John C. Dugan, 63, a former bank regulator and former lawyer to the board who became a Citigroup director last year, will succeed Mike O'Neill on Jan. 1, the company said. O'Neill recently reached the board's retirement age of 72 and was due to leave in April.

Corbat, 58, had not asked to be considered for the job of chairman after concluding that it would be best to separate it from his management job, a person familiar with his view said. Corbat and O'Neill had discussed the question over the past year, said the person, who declined to be quoted discussing the private conversations.

As chairman, O'Neill led directors to name Corbat as CEO in October 2012 when the board dismissed Vikram Pandit from the job.

The CEOs of Citigroup big bank rivals JPMorgan Chase & Co and Bank of America Co also serve as chairmen of their boards.
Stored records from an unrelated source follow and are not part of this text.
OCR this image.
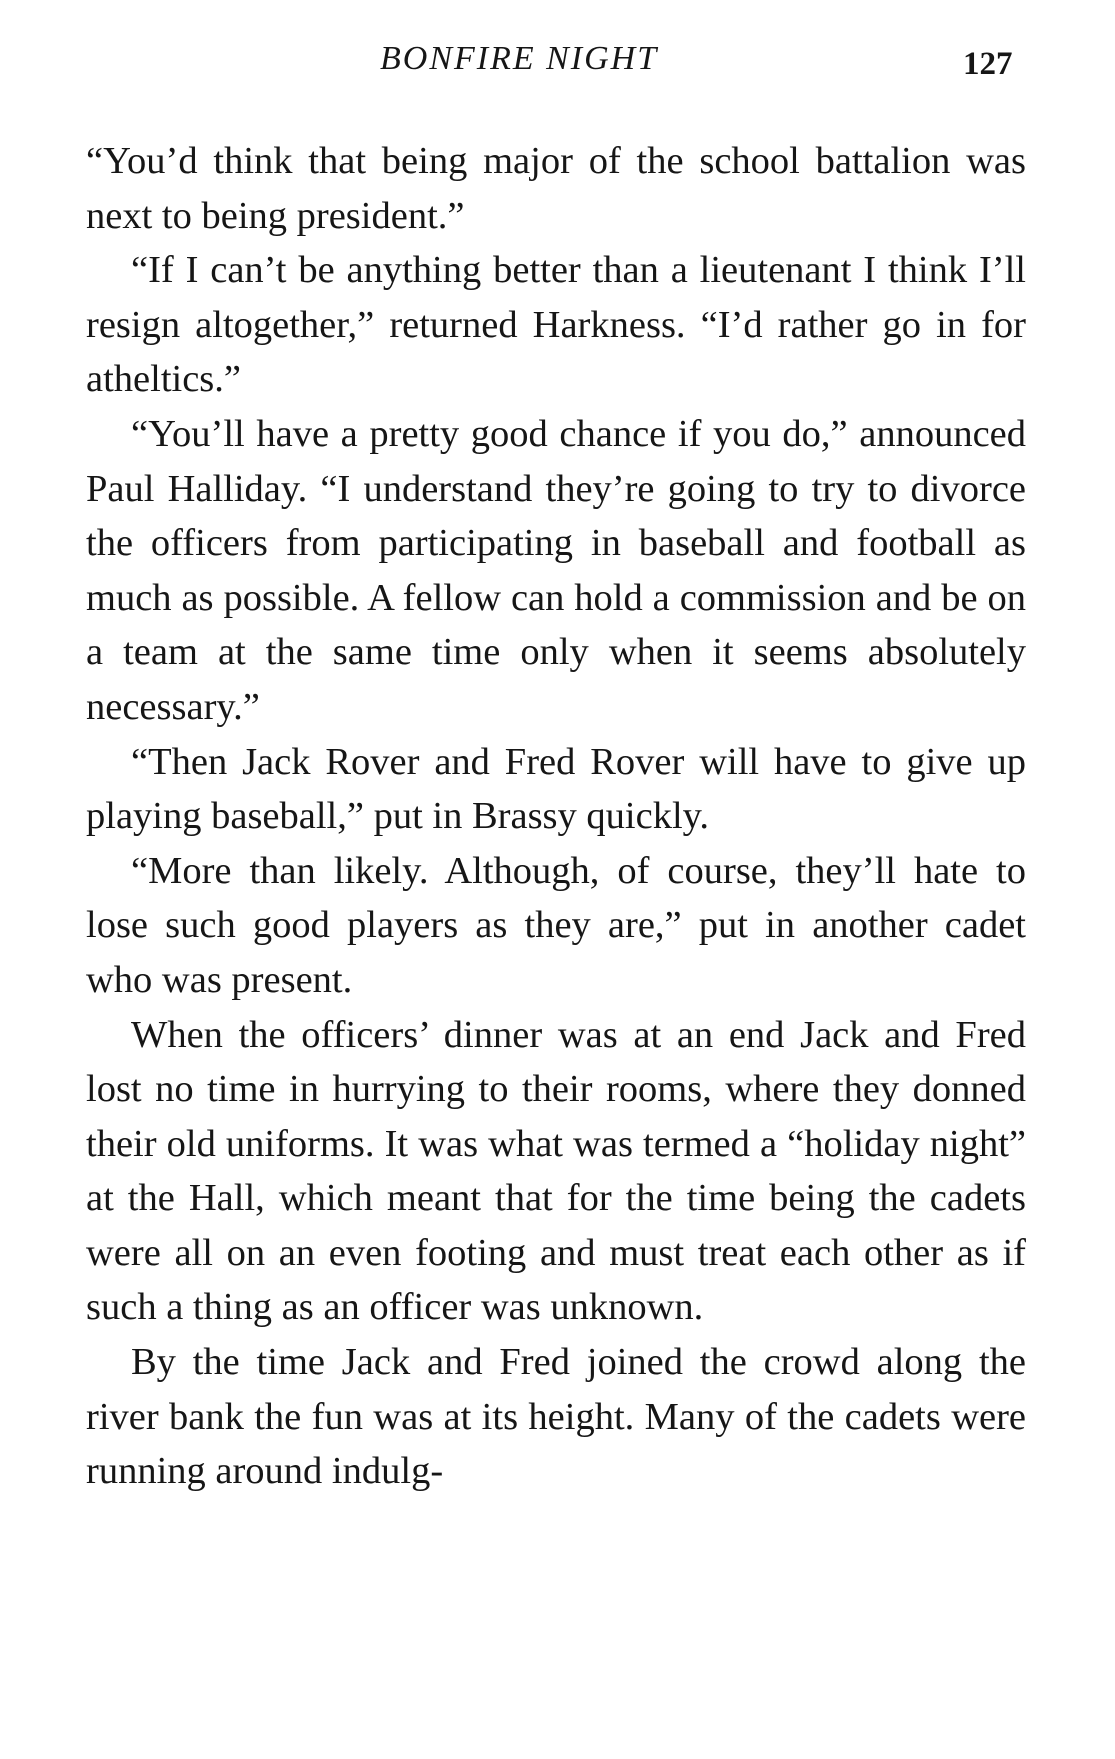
BONFIRE NIGHT	127

“You’d think that being major of the school battalion was next to being president.”

“If I can’t be anything better than a lieutenant I think I’ll resign altogether,” returned Harkness. “I’d rather go in for atheltics.”

“You’ll have a pretty good chance if you do,” announced Paul Halliday. “I understand they’re going to try to divorce the officers from participating in baseball and football as much as possible. A fellow can hold a commission and be on a team at the same time only when it seems absolutely necessary.”

“Then Jack Rover and Fred Rover will have to give up playing baseball,” put in Brassy quickly.

“More than likely. Although, of course, they’ll hate to lose such good players as they are,” put in another cadet who was present.

When the officers’ dinner was at an end Jack and Fred lost no time in hurrying to their rooms, where they donned their old uniforms. It was what was termed a “holiday night” at the Hall, which meant that for the time being the cadets were all on an even footing and must treat each other as if such a thing as an officer was unknown.

By the time Jack and Fred joined the crowd along the river bank the fun was at its height. Many of the cadets were running around indulg-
But the dual assignments have been challenged by shareholders who believe board chairmen should be independent of the company executives they are assigned to oversee.

The change in the leadership of the Citigroup board comes as the bank, the third-biggest U.S. bank by assets, struggles to catch up with the financial performance of its peers after it suffered massive losses in the 2007-2008 financial crisis, took government bailouts and had to sell assets.

Corbat is pushing the bank to reach 2020 financial targets he laid out last year after missing targets he set in 2013.

In the statement from Citigroup, Dugan said, "I am confident in Mike Corbat and his team’s ability to continue to improve returns for its shareholders."

Corbat said, "Citi and our shareholders have been well served by having an independent chairman."

Dugan began advising the Citigroup board in 2015 while he was a Washington lawyer at Covington & Burling, where he headed the law firm's financial institutions group.

Dugan was Comptroller of the Currency from 2005 to 2010. The U.S. government agency supervises national banks and federal branches of foreign banks. After graduating in 1981 from Harvard Law School, Dugan had worked in a variety of government posts in Washington and at Covington & Burling from 1993 to 2005.

O'Neill's decision to leave a few months early will allow Dugan to lead the board as it makes decisions on executive pay for 2018 and sets views on shareholder issues ahead of the Citigroup annual meeting in April.